I also waited for that gentle smile to light his eyes. Pure love, pure enjoyment. As though I were the best little girl in the world. I smile today – so many, many lifetimes later – thinking of his smile.

One more thing I know about that day. In that working man’s lunchbox – the flip top with a Thermos tucked in its rounded top – somewhere buried in the deep, dark, cool interior a Kit Kat bar was hidden for me. If not there, then in a pocket of the leather vest he wore, or maybe his t-shirt, close to his heart. It would be there for me to find, a favorite game we played.

Then, in my memory, he is there, finally getting to me and reaching his hands as I call, “Up! Up!”

John might seem an odd angel to you, but he left an indelible mark on my life.

I’m not sure how that slice of time ends. When the vest was buried by men’s violence in a blur of viscous anger, the patch hidden or confiscated or destroyed. I couldn’t read the word Outlaws then, but I came to understand the fear of the word and the innate sadness it brought to me. The boots, chains, bike, vest – to me they made him invincible.
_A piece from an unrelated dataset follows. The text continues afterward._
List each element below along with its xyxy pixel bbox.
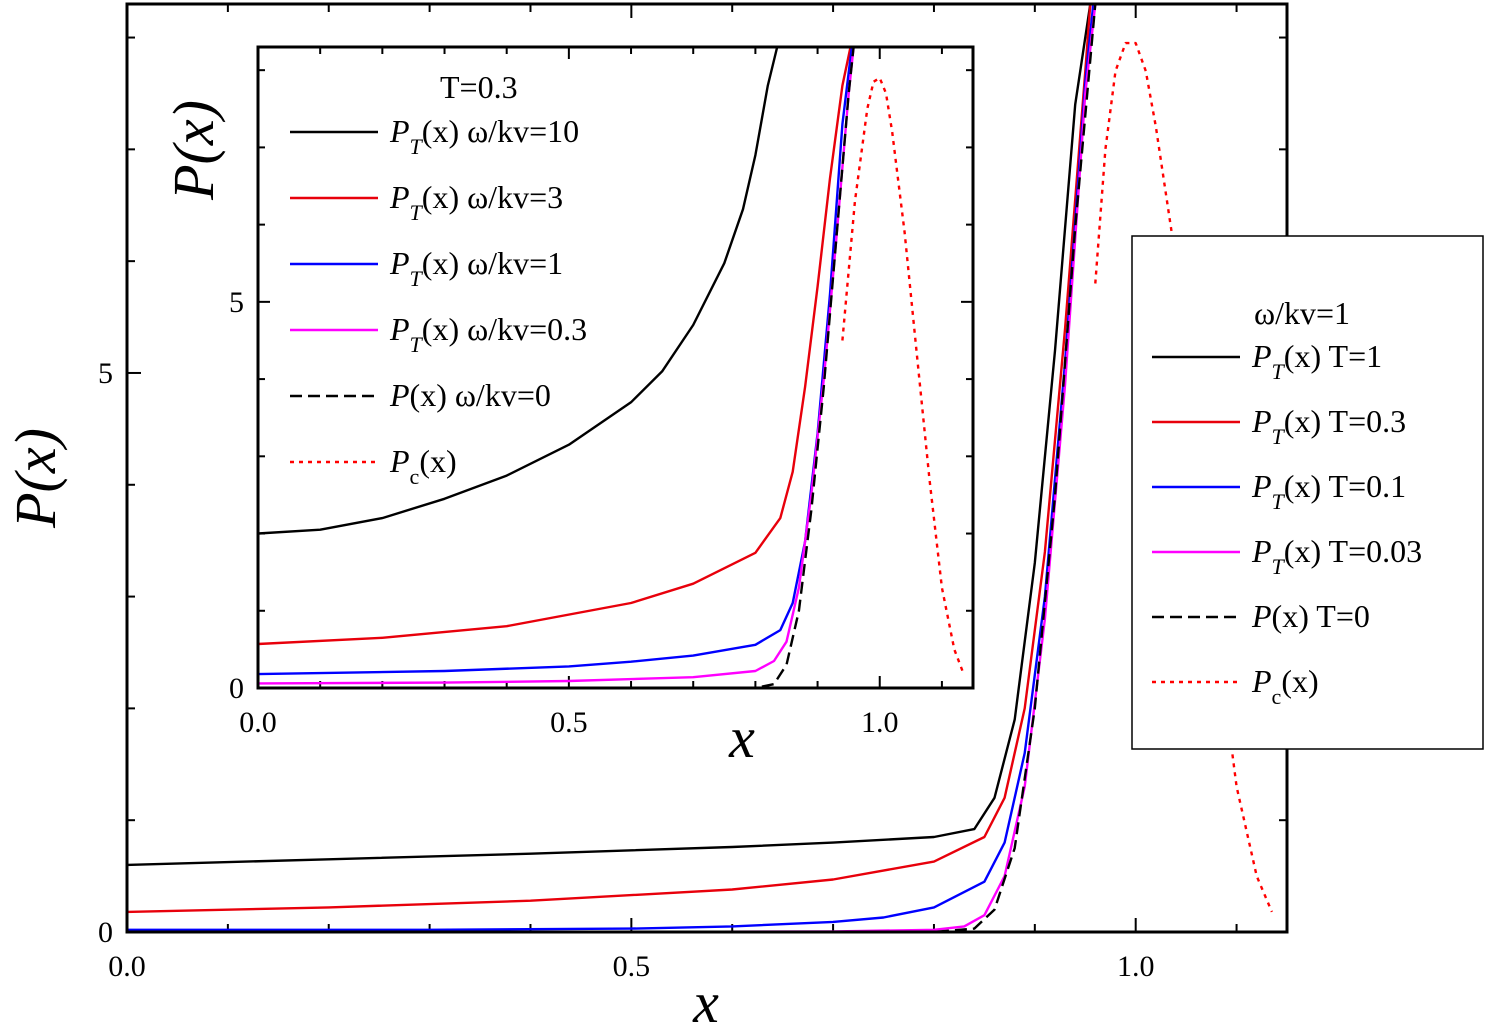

To someone else a target.

I was too young to understand the meaning of the words spoken the day they called. I saw the tears, heard the anguish, but didn’t know why. Forgotten by the adults speaking above and around me, I heard the radio playing, “Bridge Over Troubled Water.” Ever after, it became the catalyst of the phrase, “that’s the song that was playing when they called about John.”

Of all my angels, John is the first most precious to me. He was taken from me first, before I wanted him to go. He taught me to see beyond the surface; to look in a man’s eyes to find out who he is; to not discount anyone.

I don’t know his history or the story of his last day. The waiting day is the only real, complete memory I have of him. I have heard other stories: how he loved me, how he always had candy for me, how he would tuck me in his leather and take me on the bike. I can feel the patch on my face and smell his leather, but only once can I see his face. That is the day I waited for him and he smiled.

In my memory, he is a giant who carried me like a queen, whose smile spoke volumes of love to me. That is enough.